Last year I loved my job. I loved the school, minus the director. But I didn’t really talk to anyone during the week outside of school. I was lonely. But, just lonely.
This year, my job is killing my spirit. Don’t get me wrong, I love the kids, I love my co-teachers, I love my fellow workers and my principal. I have lots of people to talk to all week long. But I’m struggling with the apathy for learning.
It’s a far greater struggle than loneliness. I didn’t think it would be, but it really is. I became a teacher because I love teaching and watching others learn. And, learning myself.
I didn’t become a teacher to get a paycheck while not caring if the students get it or not. I’m not the kind of teacher that can go through a “lesson” and not be bothered with whether or not the students have learned anything as long as I follow point A to point B as laid out in the lesson plan.
I care that their book often doesn’t make sense, teaches incorrect grammar and handwriting. I care that they don’t remember anything because it’s taught out of context and they don’t use it outside of my classroom. I care that they have so little time with me and that their other “English” classes are all taught in Chinese. I care that their parents don’t want them to learn anything that isn’t printed in their book.
I am truly grateful from this to realize that I can deal with loneliness far better now that I have seen the effect of apathy.
Day three of no smoking and I had to sit through an interminably pointless and frustrating “training” on how to use the 4 C’s to create a learning environment in the Globalization Classes.
Pointless Point A: I do not teach any Globalization Classes. I haven’t and I won’t while here. Every “training” this year has been on the Globalization classes.
Pointless Point B: The students are still repeat learning how to answer basic questions like, “How are you?” and “How’s the weather?” in the 5th and 6th grades, the grades these classes are taught in. Yes, yes, I know, by the time they hit 5th grade they should have this down, having been taught the same subject material for the last 5-6 years, but somehow, they just don’t.

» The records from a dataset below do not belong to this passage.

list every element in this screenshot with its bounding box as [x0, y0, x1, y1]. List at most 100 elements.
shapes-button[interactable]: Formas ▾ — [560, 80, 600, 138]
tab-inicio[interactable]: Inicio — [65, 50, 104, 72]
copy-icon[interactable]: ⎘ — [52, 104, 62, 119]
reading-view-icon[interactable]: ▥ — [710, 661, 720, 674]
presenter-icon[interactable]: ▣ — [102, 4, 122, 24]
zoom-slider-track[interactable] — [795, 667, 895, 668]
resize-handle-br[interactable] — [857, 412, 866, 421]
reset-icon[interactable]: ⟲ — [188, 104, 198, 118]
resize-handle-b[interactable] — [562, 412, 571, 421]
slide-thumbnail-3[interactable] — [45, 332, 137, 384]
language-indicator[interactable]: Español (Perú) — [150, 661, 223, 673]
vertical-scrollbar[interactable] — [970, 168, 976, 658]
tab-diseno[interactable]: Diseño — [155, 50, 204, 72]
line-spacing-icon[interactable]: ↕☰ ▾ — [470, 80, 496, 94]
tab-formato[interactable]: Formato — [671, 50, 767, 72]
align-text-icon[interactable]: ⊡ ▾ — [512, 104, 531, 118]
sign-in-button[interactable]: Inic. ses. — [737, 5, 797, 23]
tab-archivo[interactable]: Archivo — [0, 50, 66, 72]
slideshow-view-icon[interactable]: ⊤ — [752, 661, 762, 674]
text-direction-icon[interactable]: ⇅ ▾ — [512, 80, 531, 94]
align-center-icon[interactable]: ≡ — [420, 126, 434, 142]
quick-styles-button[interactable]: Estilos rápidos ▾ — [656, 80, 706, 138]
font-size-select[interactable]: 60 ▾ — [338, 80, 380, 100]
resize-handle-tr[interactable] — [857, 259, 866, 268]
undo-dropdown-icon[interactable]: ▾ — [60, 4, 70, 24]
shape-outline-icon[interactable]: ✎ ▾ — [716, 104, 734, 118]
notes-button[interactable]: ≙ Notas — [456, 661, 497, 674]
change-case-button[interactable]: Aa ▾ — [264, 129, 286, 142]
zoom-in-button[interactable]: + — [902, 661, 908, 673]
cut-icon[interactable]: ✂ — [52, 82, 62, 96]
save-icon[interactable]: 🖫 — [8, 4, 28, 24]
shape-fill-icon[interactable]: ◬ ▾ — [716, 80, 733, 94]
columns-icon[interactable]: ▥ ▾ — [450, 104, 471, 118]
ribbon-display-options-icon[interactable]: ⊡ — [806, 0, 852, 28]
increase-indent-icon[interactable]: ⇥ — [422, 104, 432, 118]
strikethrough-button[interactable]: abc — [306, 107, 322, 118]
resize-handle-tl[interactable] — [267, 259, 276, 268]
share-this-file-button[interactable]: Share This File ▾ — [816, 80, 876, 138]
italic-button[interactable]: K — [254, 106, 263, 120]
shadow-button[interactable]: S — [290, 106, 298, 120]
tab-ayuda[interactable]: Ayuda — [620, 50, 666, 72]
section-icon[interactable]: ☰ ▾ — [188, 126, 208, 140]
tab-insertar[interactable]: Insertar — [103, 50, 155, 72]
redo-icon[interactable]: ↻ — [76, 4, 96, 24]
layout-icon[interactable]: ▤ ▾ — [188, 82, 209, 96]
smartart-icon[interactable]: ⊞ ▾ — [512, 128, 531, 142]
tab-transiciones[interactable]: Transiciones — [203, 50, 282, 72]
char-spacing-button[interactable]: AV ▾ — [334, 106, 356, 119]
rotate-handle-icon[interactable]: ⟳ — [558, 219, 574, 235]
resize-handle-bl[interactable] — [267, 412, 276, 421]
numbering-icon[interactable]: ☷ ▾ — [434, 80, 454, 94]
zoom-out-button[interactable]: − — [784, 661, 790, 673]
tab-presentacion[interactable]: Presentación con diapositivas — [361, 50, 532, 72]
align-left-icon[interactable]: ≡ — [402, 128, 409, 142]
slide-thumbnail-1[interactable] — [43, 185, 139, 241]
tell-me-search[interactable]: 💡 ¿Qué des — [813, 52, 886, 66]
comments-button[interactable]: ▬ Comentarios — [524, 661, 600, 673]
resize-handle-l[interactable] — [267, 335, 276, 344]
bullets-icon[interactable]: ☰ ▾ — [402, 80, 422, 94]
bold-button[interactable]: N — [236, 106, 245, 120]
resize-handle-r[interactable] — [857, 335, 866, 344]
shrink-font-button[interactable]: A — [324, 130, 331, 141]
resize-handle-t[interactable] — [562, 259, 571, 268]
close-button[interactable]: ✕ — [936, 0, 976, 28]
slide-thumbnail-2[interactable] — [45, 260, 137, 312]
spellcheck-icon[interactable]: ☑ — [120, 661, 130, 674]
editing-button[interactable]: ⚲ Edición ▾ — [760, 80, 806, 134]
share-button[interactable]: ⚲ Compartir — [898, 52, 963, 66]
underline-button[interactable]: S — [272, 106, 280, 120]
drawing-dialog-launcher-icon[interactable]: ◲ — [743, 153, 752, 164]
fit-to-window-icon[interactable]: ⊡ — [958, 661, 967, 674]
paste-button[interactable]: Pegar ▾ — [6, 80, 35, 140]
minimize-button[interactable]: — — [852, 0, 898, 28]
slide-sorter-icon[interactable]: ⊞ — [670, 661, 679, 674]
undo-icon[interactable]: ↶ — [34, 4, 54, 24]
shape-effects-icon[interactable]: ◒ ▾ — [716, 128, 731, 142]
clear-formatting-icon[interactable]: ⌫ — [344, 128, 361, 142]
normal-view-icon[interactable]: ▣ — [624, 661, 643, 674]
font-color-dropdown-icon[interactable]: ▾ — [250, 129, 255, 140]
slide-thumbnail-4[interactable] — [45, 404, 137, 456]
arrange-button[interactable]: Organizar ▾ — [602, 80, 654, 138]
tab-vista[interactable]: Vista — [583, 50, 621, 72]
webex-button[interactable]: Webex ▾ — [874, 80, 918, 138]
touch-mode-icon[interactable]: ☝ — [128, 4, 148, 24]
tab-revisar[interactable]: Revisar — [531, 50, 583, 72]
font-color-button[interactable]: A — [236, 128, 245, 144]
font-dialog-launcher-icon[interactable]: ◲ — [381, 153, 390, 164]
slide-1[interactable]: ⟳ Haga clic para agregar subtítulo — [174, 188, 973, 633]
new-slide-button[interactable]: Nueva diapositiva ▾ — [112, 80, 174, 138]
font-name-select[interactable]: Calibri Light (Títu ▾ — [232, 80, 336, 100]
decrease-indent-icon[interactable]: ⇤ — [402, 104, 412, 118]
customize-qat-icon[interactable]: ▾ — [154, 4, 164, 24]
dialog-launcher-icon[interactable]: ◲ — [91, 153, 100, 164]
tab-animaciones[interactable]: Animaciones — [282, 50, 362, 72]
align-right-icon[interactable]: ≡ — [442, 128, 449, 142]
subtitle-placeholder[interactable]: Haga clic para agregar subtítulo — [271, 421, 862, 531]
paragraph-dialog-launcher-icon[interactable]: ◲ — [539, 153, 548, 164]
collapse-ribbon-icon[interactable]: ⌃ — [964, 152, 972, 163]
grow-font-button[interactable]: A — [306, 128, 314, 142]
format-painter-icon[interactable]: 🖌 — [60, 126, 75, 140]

Pointless Point C: The homeroom teachers and parents don’t want any extra work that actual teaching would entail.
“Just do what they want, stop trying to change their lives, quit caring, go in do the lesson, get your paycheck”. Literally two dozen different people have told me those exact words over the last 8 months.
PLEASE PLEASE PLEASE Turkey, let me teach again. Care that your students learn. Give me the chance and I will help your children learn.